Breta Stoneman spent the fall semester auditing rhetoric classes and was hired this semester as a part-time lecturer. She teaches Interpersonal Communication and the core class Classical Logic & Rhetoric, a course her husband also teaches.
“It’s comforting; it feels like the same-old,” said Ethan Stoneman of his wife joining the rhetoric and public address department.
Teaching as colleagues isn’t new for the Stonemans. It’s actually how they met. The couple taught together during graduate school and often paired up for group projects. Ethan recounts his first impression of Breta: comfortable, argumentative, and well-connected.
“I was both impressed by her and intimidated by her,” Ethan Stoneman said.
After Breta Stoneman finishes her lectures at the college, her day of teaching has only just begun. She goes home to another set of students — except they call her “mom.”
Breta and Ethan share homeschooling duties of their three children. When Breta teaches at the college in the morning, Ethan stays home with the kids, and then they trade roles for the afternoon.
“It saves on babysitting costs,” Ethan said. He paused, then chuckled. “And I love my children.”
Breta Stoneman expressed the importance of striking the balance between homeschooling and teaching.

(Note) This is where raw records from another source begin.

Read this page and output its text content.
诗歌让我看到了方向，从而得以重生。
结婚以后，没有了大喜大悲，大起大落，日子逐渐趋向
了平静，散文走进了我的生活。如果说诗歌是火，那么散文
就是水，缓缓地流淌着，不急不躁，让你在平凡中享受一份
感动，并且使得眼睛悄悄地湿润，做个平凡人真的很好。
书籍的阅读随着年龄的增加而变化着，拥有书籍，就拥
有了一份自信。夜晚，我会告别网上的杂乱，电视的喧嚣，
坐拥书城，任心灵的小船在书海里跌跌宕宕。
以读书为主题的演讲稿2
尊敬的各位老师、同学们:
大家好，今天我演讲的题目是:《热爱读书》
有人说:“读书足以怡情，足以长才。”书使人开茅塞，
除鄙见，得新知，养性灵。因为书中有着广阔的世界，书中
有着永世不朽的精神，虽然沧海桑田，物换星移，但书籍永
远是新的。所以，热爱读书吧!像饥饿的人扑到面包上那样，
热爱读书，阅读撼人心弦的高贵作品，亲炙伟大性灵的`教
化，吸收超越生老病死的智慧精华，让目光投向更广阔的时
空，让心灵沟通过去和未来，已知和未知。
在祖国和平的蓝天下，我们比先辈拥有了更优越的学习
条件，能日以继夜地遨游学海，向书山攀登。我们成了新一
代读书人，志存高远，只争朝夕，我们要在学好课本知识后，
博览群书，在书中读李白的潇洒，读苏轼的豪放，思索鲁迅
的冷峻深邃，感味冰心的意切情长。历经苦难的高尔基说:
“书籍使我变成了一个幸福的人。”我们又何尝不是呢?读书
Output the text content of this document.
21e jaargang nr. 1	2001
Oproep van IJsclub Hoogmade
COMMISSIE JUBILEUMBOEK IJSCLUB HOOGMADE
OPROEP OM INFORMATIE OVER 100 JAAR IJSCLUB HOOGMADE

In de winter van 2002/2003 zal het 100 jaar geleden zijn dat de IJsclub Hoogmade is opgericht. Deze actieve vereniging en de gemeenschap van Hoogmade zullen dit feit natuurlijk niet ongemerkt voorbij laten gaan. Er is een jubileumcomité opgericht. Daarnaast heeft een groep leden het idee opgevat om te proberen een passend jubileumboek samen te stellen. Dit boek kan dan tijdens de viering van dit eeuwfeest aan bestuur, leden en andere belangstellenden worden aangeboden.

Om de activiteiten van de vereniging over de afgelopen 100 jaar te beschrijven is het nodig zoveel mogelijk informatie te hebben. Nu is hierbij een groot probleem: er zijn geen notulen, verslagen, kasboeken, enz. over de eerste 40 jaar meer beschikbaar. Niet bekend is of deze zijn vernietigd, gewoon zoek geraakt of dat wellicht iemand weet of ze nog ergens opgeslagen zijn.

Her lesson plans and conversations change depending on where she is teaching.
“I have to remember I’m talking to adults when I’m on campus and to children at home,” she said.
But she said coming back to the classroom has been special.
“It’s exciting to transfer my passion of rhetoric to the students, showing them all of the doors it can open from philosophy, religion, journalism, and politics,” Breta Stoneman said.
She also expressed how much she loves going home to their three little kids and two not-so-little Newfoundlands, but still being able to continue the passionate conversations about rhetoric with her husband.
“Even my five year old contributes to the conversations because she hears what we say, and she benefits from the classical education we teach at home,” she said.
Ethan agreed, saying they share a lot of interests, and that common framework allows them to discuss and have friendly arguments about ideas. But sometimes, he says, his wife wants to get out of that mode.
“She tells me to stop talking and just watch the show,” Ethan Stoneman said. “Sometimes she’ll even analyse how I talk to her and how I make an argument, and then use it as an example in class.”
Kiara Freeman, a sophomore majoring in rhetoric and public address, is a student of both Breta and Ethan Stoneman. Freeman expressed her excitement to be a part of Breta Stoneman’s Interpersonal Communication class.
“She’s really inviting and quick to bring in examples that are personal and relevant. Because of that I think the students are receptive to that and engage with the material more personally,” Freeman said.
With this distinct perspective on both of the Stonemans, Freeman provided some insight on them, saying they are both kind and easygoing and have a similar sense of humor that makes their classes comfortable.
A year ago there was no Stoneman on Hillsdale’s campus, but now two occupy the fourth floor of Kendall Hall. Sharing an office isn’t a big deal for two professors who already share their lives.